Rugby Union got used to staging international matches behind closed doors when the coronavirus pandemic took hold last year.

Nevertheless, there will still be something unnerving about the eerie quiet that will greet the players during this weekend’s opening round of matches at what would normally be a trio of sold-out venues, be it the Stadio Olimpico (Italy vs. France), Twickenham (England vs. Scotland) or the Principality Stadium (Wales vs. Ireland).

A year when a British and Irish Lions tour follows the Six Nations would usually add an extra edge, but the impact of COVID-19 means the future of the 2021 series in South Africa remains in doubt.

There were concerns that even a Six Nations without fans could be thrown into chaos when the French government questioned the tournament’s health protocols.

Sports minister Roxana Maracineanu, however, gave tournament officials some welcome news when she cleared France’s participation by saying teams would be “in a bio-secure bubble, like the Tour de France.”
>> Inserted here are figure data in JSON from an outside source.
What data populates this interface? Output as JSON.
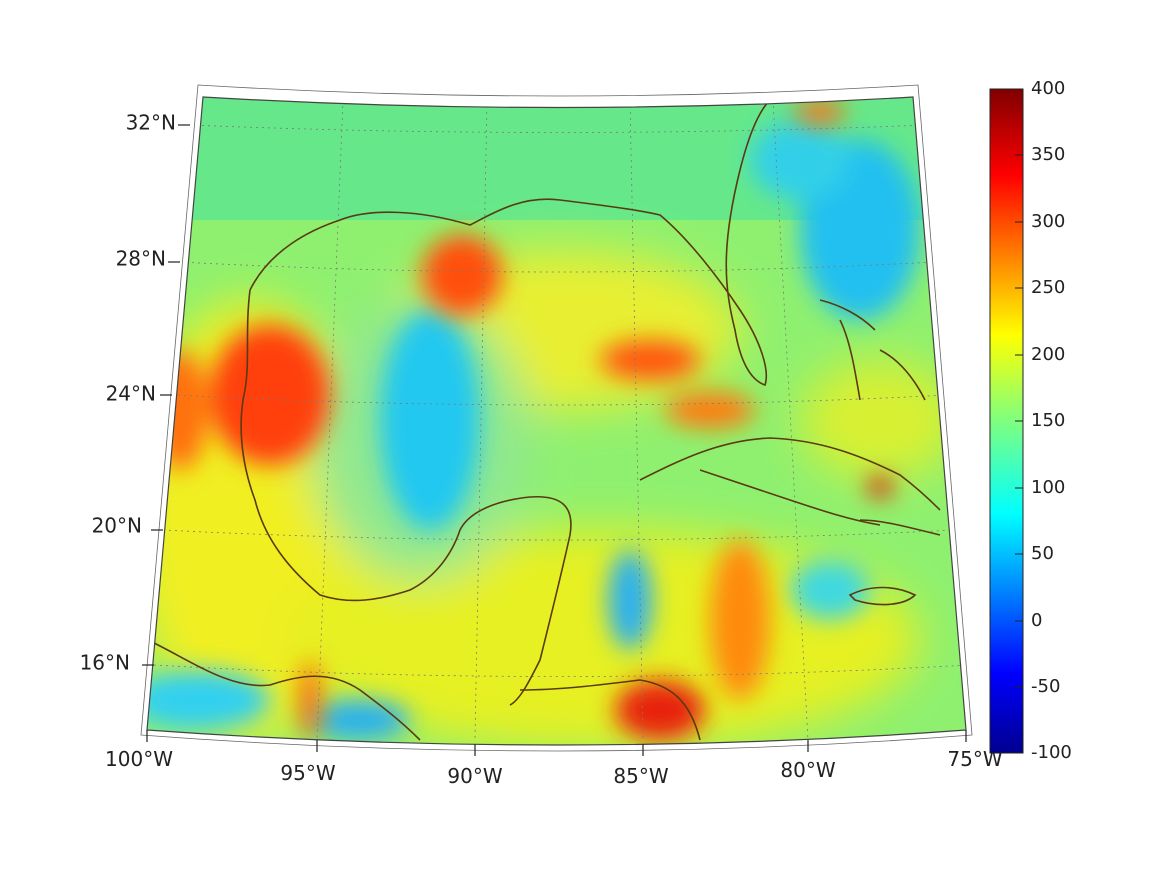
{
  "map": {
    "latitude_labels": [
      "32°N",
      "28°N",
      "24°N",
      "20°N",
      "16°N"
    ],
    "longitude_labels": [
      "100°W",
      "95°W",
      "90°W",
      "85°W",
      "80°W",
      "75°W"
    ],
    "colorbar": {
      "ticks": [
        "400",
        "350",
        "300",
        "250",
        "200",
        "150",
        "100",
        "50",
        "0",
        "-50",
        "-100"
      ],
      "min": -100,
      "max": 400,
      "colormap": "jet"
    },
    "colors": {
      "coastline": "#5a3a10",
      "grid": "#7a7a7a",
      "background_field": "#66e88a"
    }
  }
}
The need for continued vigilance was emphasized when Wales announced Wednesday it had suspended winger Josh Adams for its opening two games following a breach of health protocols.

As for the rugby itself, those expecting England to play a more expansive game may be disappointed.

There was a feeling that England, whose only loss last year came in its tournament opener against France, was not making the most of its resources in playing a forward-dominated, kicking game.

But unapologetic coach Eddie Jones made it clear he wants England to “dominate” in whatever way it can.

“Some games it might be through the set piece, some through the breakdown, some ruck and run, some ruck and kick,” the Australian explained.

Inevitably, France’s win over England and the way a largely second-string Les Bleus pushed Jones’ men close before a sudden death extra-time defeat in the Autumn Nations Cup final, has led to speculation that their fourth-round clash at Twickenham on March 13 could decide the title.

Certainly a France side that is developing impressive depth ahead of staging the 2023 World Cup has a formidable attack led by scrumhalf Antoine Dupont, while having also tightened up its defense under the guidance of English assistant coach Shaun Edwards.

Yet, one of the features of the Six Nations is a potential for upsets.

Scotland, for example, has not defeated England at Twickenham since 1983, although it came desperately close in a 38-38 draw two years ago after rallying from 31-0 down.

The fact England captain Owen Farrell and other Saracens players have not played a competitive match since the Autumn Nations Cup will probably help their cause, as will the lack of spectators.

Wales finished a lowly fifth last year as coach Wayne Pivac had a tough initiation following Warren Gatland’s successful spell in charge and he may revert to some more familiar personnel this season.

Ireland coach Andy Farrell also seems caught between the need to build for the 2023 World Cup and the demands of the present as he tries to keep his veteran halfback pairing of Conor Murray and Jonathan Sexton going.

Italy, meanwhile, is desperate to end a six-year run of 27 successive Six Nations defeats. An injury to flanker Jake Polledri won’t make it any easier.